Through the years, I have revisited Groopman’s outstanding volume, The Anatomy of Hope — How People Prevail in the Face of Illness. The book recounts his journey into medicine. The challenges physicians face as they look into the stares of people they treat with a life-threatening illness and chronic disease. The physician’s hunger for information and how the “ideology of the right to know,” can also suffocate patient hope. It’s the story of a great physician/scientist trying to balance his passion for the lab and patient care, with the universe we cannot see or touch.
“I understand hope as an emotion made up of two parts: a cognitive part and an effective part. When we hope for something, we employ, to some degree, our cognition, marshaling information and data relevant to a desired future event. If…you are suffering with a serious illness and you hope for improvement, even for a cure, you have to generate a different vision of your condition in your mind. That picture is painted in part by assimilating information about the disease and its potential treatments.
“But hope also involves what I would call affective forecasting — that is, the comforting, energizing, elevating feeling that you experience when you project in your mind a positive future. This requires the brain to generate a different affective, or feeling, state than the one you are currently in.”
Jerome Groopman, The Anatomy of Hope — How People Prevail in the Face of Illness
Throughout my career journey, as a combat medic, health policymaker, health communications professional, I embraced (and will continue to respect) orders and legal, medical and regulatory direction. Along with my rewarding life in heath communications, as an ordained rabbi, called upon to visit the ill and very ill, I find myself walking hospital hallways and being welcomed into people’s homes, listening, comforting and, yes, hoping for their recovery and return to health.

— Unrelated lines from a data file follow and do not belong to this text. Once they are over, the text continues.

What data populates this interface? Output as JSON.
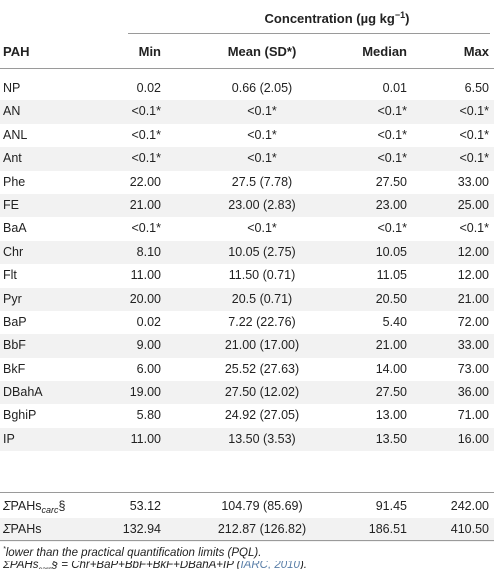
{
  "header": {
    "concentration_label": "Concentration (µg kg",
    "concentration_exp": "−1",
    "concentration_close": ")",
    "columns": [
      "PAH",
      "Min",
      "Mean (SD*)",
      "Median",
      "Max"
    ]
  },
  "rows": [
    {
      "pah": "NP",
      "min": "0.02",
      "mean": "0.66 (2.05)",
      "median": "0.01",
      "max": "6.50"
    },
    {
      "pah": "AN",
      "min": "<0.1*",
      "mean": "<0.1*",
      "median": "<0.1*",
      "max": "<0.1*"
    },
    {
      "pah": "ANL",
      "min": "<0.1*",
      "mean": "<0.1*",
      "median": "<0.1*",
      "max": "<0.1*"
    },
    {
      "pah": "Ant",
      "min": "<0.1*",
      "mean": "<0.1*",
      "median": "<0.1*",
      "max": "<0.1*"
    },
    {
      "pah": "Phe",
      "min": "22.00",
      "mean": "27.5 (7.78)",
      "median": "27.50",
      "max": "33.00"
    },
    {
      "pah": "FE",
      "min": "21.00",
      "mean": "23.00 (2.83)",
      "median": "23.00",
      "max": "25.00"
    },
    {
      "pah": "BaA",
      "min": "<0.1*",
      "mean": "<0.1*",
      "median": "<0.1*",
      "max": "<0.1*"
    },
    {
      "pah": "Chr",
      "min": "8.10",
      "mean": "10.05 (2.75)",
      "median": "10.05",
      "max": "12.00"
    },
    {
      "pah": "Flt",
      "min": "11.00",
      "mean": "11.50 (0.71)",
      "median": "11.05",
      "max": "12.00"
    },
    {
      "pah": "Pyr",
      "min": "20.00",
      "mean": "20.5 (0.71)",
      "median": "20.50",
      "max": "21.00"
    },
    {
      "pah": "BaP",
      "min": "0.02",
      "mean": "7.22 (22.76)",
      "median": "5.40",
      "max": "72.00"
    },
    {
      "pah": "BbF",
      "min": "9.00",
      "mean": "21.00 (17.00)",
      "median": "21.00",
      "max": "33.00"
    },
    {
      "pah": "BkF",
      "min": "6.00",
      "mean": "25.52 (27.63)",
      "median": "14.00",
      "max": "73.00"
    },
    {
      "pah": "DBahA",
      "min": "19.00",
      "mean": "27.50 (12.02)",
      "median": "27.50",
      "max": "36.00"
    },
    {
      "pah": "BghiP",
      "min": "5.80",
      "mean": "24.92 (27.05)",
      "median": "13.00",
      "max": "71.00"
    },
    {
      "pah": "IP",
      "min": "11.00",
      "mean": "13.50 (3.53)",
      "median": "13.50",
      "max": "16.00"
    }
  ],
  "sums": [
    {
      "sigma": "Σ",
      "pah": "PAHs",
      "sub": "carc",
      "suffix": "§",
      "min": "53.12",
      "mean": "104.79 (85.69)",
      "median": "91.45",
      "max": "242.00"
    },
    {
      "sigma": "Σ",
      "pah": "PAHs",
      "sub": "",
      "suffix": "",
      "min": "132.94",
      "mean": "212.87 (126.82)",
      "median": "186.51",
      "max": "410.50"
    }
  ],
  "footnotes": {
    "note1_mark": "*",
    "note1": "lower than the practical quantification limits (PQL).",
    "note2_lhs": "ΣPAHs",
    "note2_sub": "carc",
    "note2_rhs": "§ = Chr+BaP+BbF+BkF+DBahA+IP (",
    "note2_cite": "IARC, 2010",
    "note2_end": ")."
  }
}
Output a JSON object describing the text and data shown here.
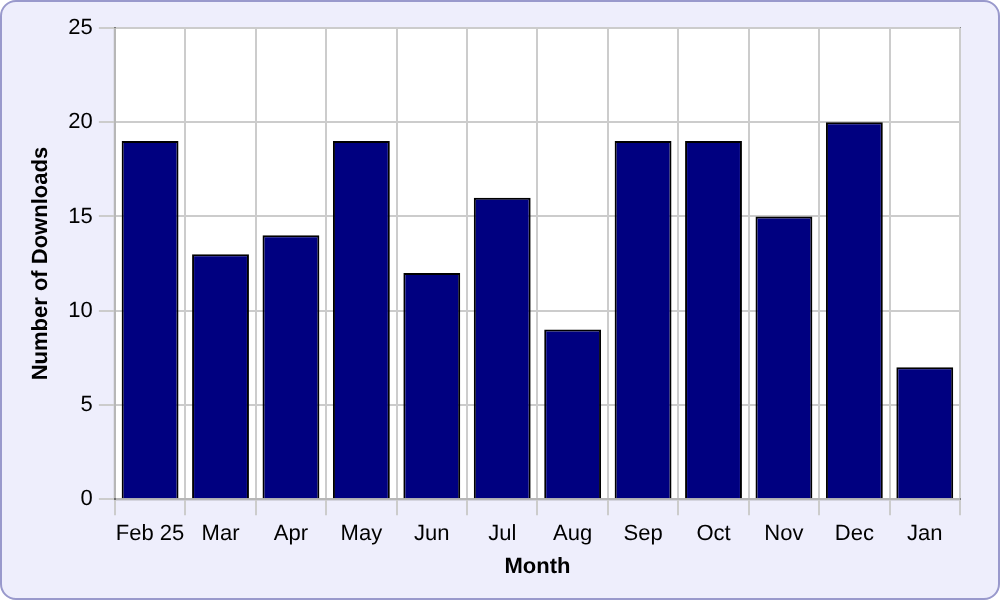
{
  "chart_data": {
    "type": "bar",
    "xlabel": "Month",
    "ylabel": "Number of Downloads",
    "categories": [
      "Feb 25",
      "Mar",
      "Apr",
      "May",
      "Jun",
      "Jul",
      "Aug",
      "Sep",
      "Oct",
      "Nov",
      "Dec",
      "Jan"
    ],
    "values": [
      19,
      13,
      14,
      19,
      12,
      16,
      9,
      19,
      19,
      15,
      20,
      7
    ],
    "color": "#000080",
    "ylim": [
      0,
      25
    ],
    "yticks": [
      0,
      5,
      10,
      15,
      20,
      25
    ],
    "grid": true
  }
}
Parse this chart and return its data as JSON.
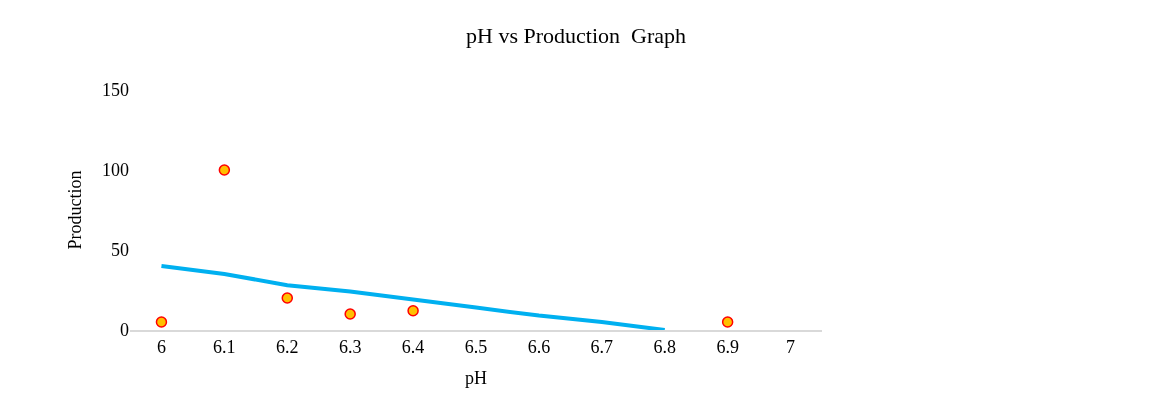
{
  "chart_data": {
    "type": "scatter",
    "title": "pH vs Production  Graph",
    "xlabel": "pH",
    "ylabel": "Production",
    "categories": [
      "6",
      "6.1",
      "6.2",
      "6.3",
      "6.4",
      "6.5",
      "6.6",
      "6.7",
      "6.8",
      "6.9",
      "7"
    ],
    "ylim": [
      0,
      150
    ],
    "yticks": [
      0,
      50,
      100,
      150
    ],
    "legend": false,
    "series": [
      {
        "type": "line",
        "color": "#00b0f0",
        "marker": "none",
        "line_style": "solid",
        "values": [
          40,
          35,
          28,
          24,
          19,
          14,
          9,
          5,
          0,
          null,
          null
        ]
      },
      {
        "color": "#ffc000",
        "marker": "circle",
        "values": [
          5,
          100,
          20,
          10,
          12,
          null,
          null,
          null,
          null,
          5,
          null
        ]
      }
    ]
  }
}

In the past 30 years, I have been privileged to help biopharmaceutical and health tech companies introduce scores of new medicines and devices into the marketplace for lifestyle and medical conditions. Today, in my varied leadership roles, I see my colleagues around the world dedicate themselves — with incredible heart and smarts — to ensure balanced, accurate information is shared so that people — patients, physicians, payers and advocates — can make informed decisions on next steps.
I remain amazed at how many obstacles exist that diminish quality care and people’s — both physician’s and patient’s hope — from challenges to accessing medical records as people journey from one medical institution to another to switching people’s medication for no apparent reason to struggling to gain sufficient talk time with their doctor to understand what is happening with their medical condition.
It’s frustrating. Yet, let us not despair. Let’s be optimistic. Medicine and hope are allies in healing. Communication is not separate from the collective mission to heal. Communication is hope’s bridge that unites science with care, and physicians and patients with their inner fire to heal and be healed.